Some notes on GitHub Classroom and GitHub …

Here are some notes on what happens with GitHub classroom that might help debug problems when things do not work as expected …

GitHub Classroom Debugging Tips
  1. When you click on the GitHub classroom link for an assignment, it will take you to a page that will create a repository for the logged in user. Make sure you are logged in to GitHub correctly. GitHub classroom uses your GitHub credentials. It will tell you the repository it will create (it has your GitHub user name in it) so you can check that it is correct. Check it before you click “Accept this assignment”

  2. Once you click the “Accept this assignment button” to have GitHub classroom create the repository, it may take some time for the actual repository to be created and prepared. The way that this work internally on their server is a little weird. It queues your request (so if the server is busy, it can take some time). Also it does the different steps separately (create the repo, provide access, put in the starter code), so you might need to wait until all the steps complete. The web page says “We’re configuring your repository now. This may take a few minutes to complete. Refresh this page to see updates.” Sometimes it can take hours, sometimes it takes seconds.

  3. GitHub classroom will send you email when your repository is ready.

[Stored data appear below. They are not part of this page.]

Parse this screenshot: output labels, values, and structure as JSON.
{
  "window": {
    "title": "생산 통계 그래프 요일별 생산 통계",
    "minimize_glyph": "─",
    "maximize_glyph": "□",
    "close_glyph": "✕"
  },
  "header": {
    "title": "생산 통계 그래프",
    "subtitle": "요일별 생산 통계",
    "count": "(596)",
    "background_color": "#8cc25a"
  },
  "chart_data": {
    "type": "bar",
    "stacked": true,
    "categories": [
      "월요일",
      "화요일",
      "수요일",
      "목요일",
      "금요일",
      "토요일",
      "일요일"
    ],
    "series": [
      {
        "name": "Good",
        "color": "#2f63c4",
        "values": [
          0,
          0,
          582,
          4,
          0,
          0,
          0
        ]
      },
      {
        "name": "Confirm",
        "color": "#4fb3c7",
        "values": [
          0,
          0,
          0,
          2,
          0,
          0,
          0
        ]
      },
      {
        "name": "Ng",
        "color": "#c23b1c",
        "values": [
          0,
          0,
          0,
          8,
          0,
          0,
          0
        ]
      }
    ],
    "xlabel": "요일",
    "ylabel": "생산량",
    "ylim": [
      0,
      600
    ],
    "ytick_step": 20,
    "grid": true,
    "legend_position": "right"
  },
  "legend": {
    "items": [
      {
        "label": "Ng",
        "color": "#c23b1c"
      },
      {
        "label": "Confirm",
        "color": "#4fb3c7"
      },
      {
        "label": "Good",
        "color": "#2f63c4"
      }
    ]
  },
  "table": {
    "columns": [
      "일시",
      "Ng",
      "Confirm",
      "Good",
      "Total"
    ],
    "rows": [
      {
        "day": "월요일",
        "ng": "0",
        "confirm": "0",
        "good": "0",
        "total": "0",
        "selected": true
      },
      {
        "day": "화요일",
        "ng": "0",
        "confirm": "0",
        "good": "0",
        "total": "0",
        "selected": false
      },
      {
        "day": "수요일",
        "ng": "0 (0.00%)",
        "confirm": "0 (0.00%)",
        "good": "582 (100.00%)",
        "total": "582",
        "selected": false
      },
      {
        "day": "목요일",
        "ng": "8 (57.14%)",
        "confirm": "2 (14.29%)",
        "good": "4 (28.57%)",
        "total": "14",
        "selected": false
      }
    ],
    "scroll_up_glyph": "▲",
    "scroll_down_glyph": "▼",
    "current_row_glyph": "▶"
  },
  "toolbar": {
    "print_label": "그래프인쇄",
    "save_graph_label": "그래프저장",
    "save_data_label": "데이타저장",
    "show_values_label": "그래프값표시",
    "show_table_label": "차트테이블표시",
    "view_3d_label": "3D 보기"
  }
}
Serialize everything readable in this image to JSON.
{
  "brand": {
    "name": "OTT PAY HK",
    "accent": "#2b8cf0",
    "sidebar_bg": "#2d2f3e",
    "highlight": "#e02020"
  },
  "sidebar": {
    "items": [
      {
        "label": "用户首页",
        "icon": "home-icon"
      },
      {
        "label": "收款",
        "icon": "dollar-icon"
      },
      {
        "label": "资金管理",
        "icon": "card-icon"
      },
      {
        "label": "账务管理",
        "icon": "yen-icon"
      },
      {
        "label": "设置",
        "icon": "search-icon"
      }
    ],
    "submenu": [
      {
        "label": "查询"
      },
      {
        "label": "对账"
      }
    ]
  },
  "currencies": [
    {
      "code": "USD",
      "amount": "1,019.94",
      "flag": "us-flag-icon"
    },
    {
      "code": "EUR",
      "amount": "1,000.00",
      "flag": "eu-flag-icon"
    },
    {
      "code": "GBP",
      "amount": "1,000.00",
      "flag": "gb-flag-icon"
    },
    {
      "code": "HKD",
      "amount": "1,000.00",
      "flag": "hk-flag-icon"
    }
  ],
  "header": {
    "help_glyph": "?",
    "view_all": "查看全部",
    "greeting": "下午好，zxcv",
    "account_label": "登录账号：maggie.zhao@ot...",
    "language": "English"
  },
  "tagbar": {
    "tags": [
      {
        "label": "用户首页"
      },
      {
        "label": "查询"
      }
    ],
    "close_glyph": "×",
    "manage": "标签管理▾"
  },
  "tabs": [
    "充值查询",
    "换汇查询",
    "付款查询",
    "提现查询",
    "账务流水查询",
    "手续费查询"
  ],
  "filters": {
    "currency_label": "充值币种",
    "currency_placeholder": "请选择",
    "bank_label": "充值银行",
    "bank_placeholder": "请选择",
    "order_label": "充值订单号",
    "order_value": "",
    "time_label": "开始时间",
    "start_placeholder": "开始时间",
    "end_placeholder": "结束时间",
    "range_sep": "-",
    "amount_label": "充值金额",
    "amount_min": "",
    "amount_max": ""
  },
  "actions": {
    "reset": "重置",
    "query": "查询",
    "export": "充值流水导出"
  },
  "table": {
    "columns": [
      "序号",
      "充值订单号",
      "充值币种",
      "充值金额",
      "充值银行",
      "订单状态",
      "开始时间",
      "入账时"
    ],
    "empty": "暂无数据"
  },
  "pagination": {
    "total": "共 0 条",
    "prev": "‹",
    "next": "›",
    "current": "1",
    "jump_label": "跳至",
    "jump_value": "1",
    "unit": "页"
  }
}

So you don’t have to sit around waiting for it. (as the message in step 2 says)

  4. You can’t see the settings - even for your private repository. But, if you were to look at it, you would see you that the repository is private and that you are a collaborator with write access.

  5. If you go back to the GitHub classroom link, it should tell you that you already accepted the assignment. If you have accepted the assignment once, you cannot accept it again. It should tell you “You accepted the assignment, …” and give you a link to the repository. If it doesn’t things have gone wrong.

  6. If there is a repository for your user name, GitHub classroom will not create another one. If you would like to “reset” and start over, a course staff member can delete your repository. Once your repository is deleted, you can make a new one (going back to step 1). We don’t need to do this often, but sometimes it is the only way to fix a problem when it comes up.

  7. Be careful not to “leave” the organization. If a student accidentally presses the “leave” button - for the repository or the organization, it causes all kinds of problems. If you do this, contact the course staff (via Piazza) and be clear that’s what happened, and what your github user name is. We can try to fix things. We may not be able to give you access to any work you had done previously on prior workbooks.

For course staff: (students cannot do this)

  1. Staff can go to the organization (e.g., https://github.com/CS559-Spring22) and search for it to see if the students repository is there. If it isn’t there, recommend the student tries to create it again (by going to the GitHub classroom link). See if the student has a different GitHub account that they used by mistake.

  2. Staff has access to the students repositories you can go to them to look at them. If its there, you can check that it has been properly set up with the starter code. You can look into settings and check that the repository is private and that the student is listed as a collaborator.

  3. If there is something wrong in #2, a Staff member can fix this manually, but often it is easier to delete the repository and have the student start again. Do this if the student hasn’t started working on it yet.